Peer review needs context

I believe the scientific peer review process deserves discussion in a broader context than it has received thus far (see previous letter by Jan Merks in T.N.M., Dec. 2-8/02 and by David R.M. Pattison in T.N.M., Dec. 23-29/02).

Dr. Pattison notes that this tried-and-true system occasionally fails. His example, the fraudulent research on organic microchips that slipped through the process, suggests that it fails only on the side of generosity in the acceptance of new ideas.

I suspect Dr. Pattison is too young to have experienced the ugly, career-destroying “debate” that surrounded the idea of “continental drift” as far back as the 1960s. After decades of burial by a hostile and not very scientific geological peerage, new data emerged that made it impossible to suppress the idea. Many brave adherents at this time either lost their jobs with universities, oil companies, and the like, or were overtly threatened with it. Science is rather more “centrally planned” than free.

That the continents had broken up and drifted was suggested around 1800 by the German naturalist Baron Friedrich von Humbolt (1769-1859), who noted the match of the African and South American coastlines. This received little attention until 1915, when a complete theory using masses of paleontological and geological data was presented by Alfred Wegener (1880-1930), a German meteorologist.

Reaction from the geological establishment was swift, boorish and petty. Wegener, was roundly vilified for this heresy and “invited” to the 1926 annual meeting of the American Association of Petroleum Geologists to face his critics. He declined to attend what to him must have been akin to a hearing before a synod of medieval bishops.
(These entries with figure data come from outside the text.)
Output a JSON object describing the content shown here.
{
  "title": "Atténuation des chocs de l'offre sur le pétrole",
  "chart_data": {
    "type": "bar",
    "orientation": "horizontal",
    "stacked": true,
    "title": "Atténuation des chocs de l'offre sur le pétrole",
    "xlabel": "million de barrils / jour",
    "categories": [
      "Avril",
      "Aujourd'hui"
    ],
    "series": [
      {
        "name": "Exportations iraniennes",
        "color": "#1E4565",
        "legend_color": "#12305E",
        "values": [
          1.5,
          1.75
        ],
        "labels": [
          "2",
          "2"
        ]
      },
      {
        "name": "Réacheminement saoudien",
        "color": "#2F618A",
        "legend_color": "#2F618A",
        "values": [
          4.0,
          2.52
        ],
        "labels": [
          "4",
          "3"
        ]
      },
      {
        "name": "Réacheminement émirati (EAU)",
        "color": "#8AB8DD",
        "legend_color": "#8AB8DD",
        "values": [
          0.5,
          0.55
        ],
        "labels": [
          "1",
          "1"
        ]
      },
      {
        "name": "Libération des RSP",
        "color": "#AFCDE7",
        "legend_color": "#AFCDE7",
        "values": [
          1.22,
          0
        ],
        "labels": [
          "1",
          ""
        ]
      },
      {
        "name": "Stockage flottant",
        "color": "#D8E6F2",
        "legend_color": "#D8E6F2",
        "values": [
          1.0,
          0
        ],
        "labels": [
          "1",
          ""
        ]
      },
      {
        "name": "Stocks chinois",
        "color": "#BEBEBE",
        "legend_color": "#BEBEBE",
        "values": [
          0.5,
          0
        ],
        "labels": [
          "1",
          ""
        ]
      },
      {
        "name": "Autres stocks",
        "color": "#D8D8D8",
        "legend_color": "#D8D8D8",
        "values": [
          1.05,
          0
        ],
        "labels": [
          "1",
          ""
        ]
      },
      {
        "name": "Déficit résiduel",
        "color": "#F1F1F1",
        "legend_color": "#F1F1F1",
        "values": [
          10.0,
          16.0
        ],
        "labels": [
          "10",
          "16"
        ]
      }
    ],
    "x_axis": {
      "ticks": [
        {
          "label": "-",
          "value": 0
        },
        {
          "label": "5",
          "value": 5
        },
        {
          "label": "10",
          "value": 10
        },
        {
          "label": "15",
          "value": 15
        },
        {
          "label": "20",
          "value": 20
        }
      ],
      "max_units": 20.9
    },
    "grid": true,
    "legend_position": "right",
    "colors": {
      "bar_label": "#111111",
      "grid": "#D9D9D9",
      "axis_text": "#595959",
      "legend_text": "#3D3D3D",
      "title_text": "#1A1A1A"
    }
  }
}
The AAPG president gave a tirade that included remarks to the effect that “if we are to accept Wegener’s continental drift theory, we would be obliged to consign to the waste basket much of the body of geological knowledge gathered over the past century . . .”

We had to delay this consignment for another 40 years.

The scars from this disgraceful period in the history of geology are still to be seen. The elegant self-explanatory term “continental drift” has been unceremoniously buried and, as a face-saving tactic, replaced by the clumsy, obtuse “plate tectonics,” which seems better-suited to orthodontics. Poets we earth scientists are not. Wegener, who brought to light the crown jewel of earth science, died in scientific purgatory in 1930. I caution Dr. Pattison not to think this could not happen today. Virtually all of science now is mission-oriented, with the body of knowledge accreting in tiny bits. If and when a truly earth-shaking theory comes along that makes obsolete the status quo, the peerage is unlikely to be more enlightened than it has been.

Peer review can indeed be the problem.